Optiker und Uhrmacher

Geschäftsmann Mues erhält mit 75 seinen zweiten Goldenen Meisterbrief

Ulrich Mues ist Vorsitzender der Senioren Union. Er arbeitet mit 76 Jahren noch im Aufsichtsrat einer Aktiengesellschaft. Und hat jetzt Grund zur Freude über ein besonderes Jubiläum.
Ulrich Mues (r.) und der Inhaber der Castrop-Rauxeler Mues & Sternemann-Filialen, Ulrich Tönsmann, präsentieren gemeinsam den Goldenen Meisterbrief. © Fritsch

Das berufliche Lebenswerk von Ulrich Mues hat in diesem Sommer seine Krönung erfahren: Die Handwerkskammer Dortmund verlieh dem alteingesessenen Geschäftsmann aus Ickern zwei Jahre nach seinem Goldjubiläum als Uhrmachermeister nun auch den Goldenen Meisterbrief im Augenoptiker-Handwerk. Vor 50 Jahren legte der Castrop-Rauxeler seine zweite Meisterprüfung ab.

Die Familientradition als Geschäftsleute begründete Ulrich Mues‘ Großvater Fritz Blankschar, der mit seinem Uhrmachergeschäft in der Münsterstraße 7 schon vor 100 Jahren zur Kaufmannschaft in der Castroper Altstadt zählte.

Feinmechanik und Technik faszinierten auch Enkel Ulrich, der im Oktober 1945 zur Welt kam. Nach dem Abitur in einem Internat in Höxter absolvierte er in Herne eine Ausbildung zum Uhrmacher und kam dort auch früh mit dem Augenoptikerhandwerk in Kontakt, der ihm den Anstoß zu einer zweiten Ausbildung in Letmathe gab.

Erst Uhrmacher, dann auch Optiker

In seiner Gesellenzeit in Gladbeck konnte Mues beide Tätigkeiten miteinander vereinen, doch neigte sich die Waage in Richtung Optik: Eine Weiterbildung für Kontaktlinsen-Anpassung verstärkte diesen Trend.

Am 1. April 1972 ging Mues dann selbst mit 26 Jahren mit einer Niederlassung am Biesenkamp den Schritt in die Selbstständigkeit. Zwei Jahre später eröffnete er eine Filiale in Lütgendortmund, anschließend im Castrop-Rauxeler Norden sowie in verschiedenen Nachbarstädten.

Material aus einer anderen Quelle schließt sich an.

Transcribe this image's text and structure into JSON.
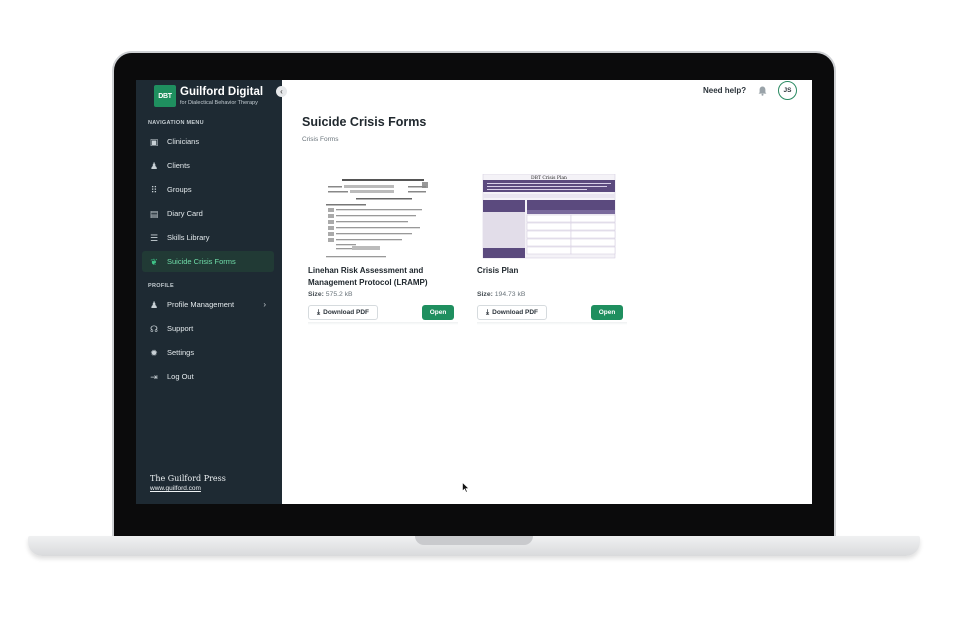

Einen Schub erhielt er durch die Partnerschaft mit Wilm Sternemann aus Datteln. Mit Sternemann gründete Mues die IGA-Optik, eine Genossenschaft mit heute 500 Unternehmen in Deutschland in selbstständiger Leitung. In den 80er-Jahren entstand zusätzlich die Aktien-Gesellschaft Brillen International (Briag), die Augenoptiker-Geschäfte an langjährige Meister oder leitende Angestellte überträgt.

„Müßiggang ist nicht mein Ding“

Auch mit 76 Jahren ist Mues noch aktiv im Beruf: „Müßiggang ist nicht mein Ding“, versichert der Mann mit dem markanten Schnäuzer. Zwar gingen seine Arbeitstage heute nicht mehr wie früher von 6.30 bis 21 Uhr, doch habe er als Berater und im Mitglied im Briag-Aufsichtsrat gut zu tun.

Auch sein Ehrenamt in der Kommunalpolitik, die ihn unter Bürgermeister Nils Kruse in die CDU brachte, füllt Uli Mues noch aus. Nach seiner Tätigkeit im Rat steht Mues aktuell der Senioren Union vor. „Auch die will ich weiter attraktiv halten“, so sein Anliegen.